En Cluny había aprendido a vivir con los fantasmas, aunque los espectros lo devoraran, poco a poco, en un sufrimiento que no le daba ninguna tregua. Pero nadie le había enseñado cómo presentarse ante un hombre que lo creía muerto.

Capítulo 10

Despavorida, incapaz de pronunciar la menor palabra, Livia ha seguido a la multitud, que se ha marchado de los jardines de Nerón entrada ya la noche. Las antorchas humanas se han apagado por sí solas y han dejado a la vista los huesos negros de los miles de cuerpos carbonizados. Ajena al mundo y a sus propios pensamientos, la chiquilla ha echado a andar en medio de las tinieblas romanas, sin miedo, sin voluntad, sin rumbo.

Al amanecer, mientras los habitantes de la Urbe, con la mente todavía agitada por el vino de falerno y el espectáculo ofrecido por el emperador, se despiertan e inician sus actividades cotidianas, Livia se cuela en el patio trasero de una confitería y se esconde entre los sacos de diferentes frutas, birlando al pasar un puñado de dátiles y de almendras. El olor que sale de la tienda, un delicioso aroma de miel caliente en la que el artesano confita bergamotas y cítricos, no logra borrar el atroz hedor de la sangre y la carne humana chamuscándose. Tendida de costado, con las piernas dobladas entre los grandes sacos de yute, Livia mantiene los ojos abiertos y la cabeza y el alma vacías. Finalmente, cae en el sueño como en un precipicio, un abismo oscuro, frío y seco como la nada.

—¡Te digo que despiertes!

Una mano de hombre la zarandea brutalmente.
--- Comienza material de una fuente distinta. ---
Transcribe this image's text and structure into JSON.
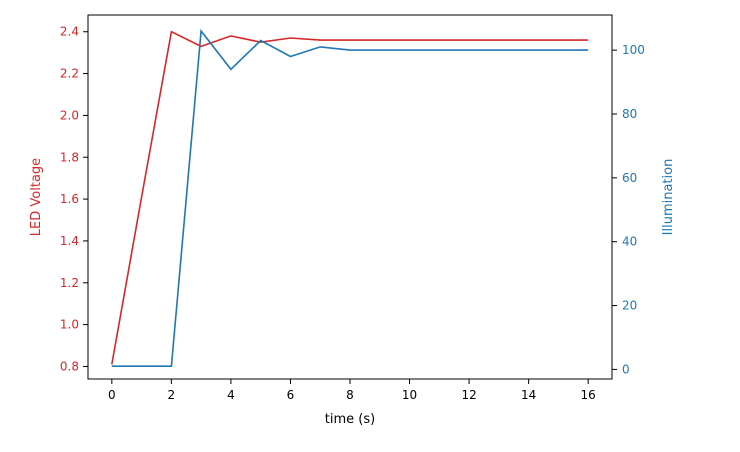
{
  "chart_data": {
    "type": "line",
    "xlabel": "time (s)",
    "xlim": [
      -0.8,
      16.8
    ],
    "xticks": [
      0,
      2,
      4,
      6,
      8,
      10,
      12,
      14,
      16
    ],
    "grid": false,
    "legend": "none",
    "left_axis": {
      "label": "LED Voltage",
      "color": "#d62728",
      "ylim": [
        0.74,
        2.48
      ],
      "ticks": [
        "0.8",
        "1.0",
        "1.2",
        "1.4",
        "1.6",
        "1.8",
        "2.0",
        "2.2",
        "2.4"
      ]
    },
    "right_axis": {
      "label": "Illumination",
      "color": "#1f77b4",
      "ylim": [
        -3,
        111
      ],
      "ticks": [
        "0",
        "20",
        "40",
        "60",
        "80",
        "100"
      ]
    },
    "series": [
      {
        "axis": "left",
        "color": "#d62728",
        "x": [
          0,
          1,
          2,
          3,
          4,
          5,
          6,
          7,
          8,
          9,
          10,
          11,
          12,
          13,
          14,
          15,
          16
        ],
        "values": [
          0.81,
          1.61,
          2.4,
          2.33,
          2.38,
          2.35,
          2.37,
          2.36,
          2.36,
          2.36,
          2.36,
          2.36,
          2.36,
          2.36,
          2.36,
          2.36,
          2.36
        ]
      },
      {
        "axis": "right",
        "color": "#1f77b4",
        "x": [
          0,
          1,
          2,
          3,
          4,
          5,
          6,
          7,
          8,
          9,
          10,
          11,
          12,
          13,
          14,
          15,
          16
        ],
        "values": [
          1,
          1,
          1,
          106,
          94,
          103,
          98,
          101,
          100,
          100,
          100,
          100,
          100,
          100,
          100,
          100,
          100
        ]
      }
    ]
  }
}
Livia abre los ojos y oye al confitero preguntarle quién es y qué hace allí, pero no puede responder. Trabajosamente, sin decir palabra, levanta su cuerpo entumecido como el de un viejo, se libera de la garra del comerciante y escapa.

Durante días y noches vaga por lo que fue su ciudad, callejea silenciosa e indiferente, pequeño espectro casi invisible, insensible a la gente y a la vida trepidante de la ciudad. De noche, encuentra refugio en algún rincón de una
insula
o entre las ruinas de los inmuebles destruidos por el incendio que por el momento han escapado de los maestros de obras de Nerón. Todas las mañanas va al puerto y observa las naves dispuestas para partir, fijándose en los posibles pasajeros. Luego, contrariada, recoge un pescado ahumado caído del cesto de un porteador o roba una naranja en el puesto de un vendedor. Una vez la pilló un panadero al que le había robado una hogaza y recibió diez varazos antes de conseguir escapar. Su espalda lleva la huella sangrienta de aquel castigo, pero las varas no han logrado hacerla gritar, ni siquiera gemir. Desde el altercado con su tío Tiberio, ningún sonido ha salido de su boca.

Pero a Livia no le preocupa haberse quedado muda. Su suerte le tiene sin cuidado. No hace caso de la mugre de su cuerpo y su ropa, del desorden piojoso de su cabellera, de la mirada huidiza o apenada de los transeúntes. No siente casi el hambre y la sed. Si la imagen del apóstol Pedro, crucificado cabeza abajo antes de ser quemado, no se le apareciera regularmente, al doblar una esquina o durante una pesadilla nocturna, incluso habría olvidado el mensaje que lleva contra el pecho: su única obsesión sigue siendo encontrar a sus padres y sus hermanos. Al día siguiente de la ejecución de los cristianos, volvió a los jardines de Nerón para buscar algún rastro de los suyos. Pero los guardias le impidieron entrar. En el interior estaban retirando los infames restos, cenizas, osamentas y cuerpos destrozados por las fieras.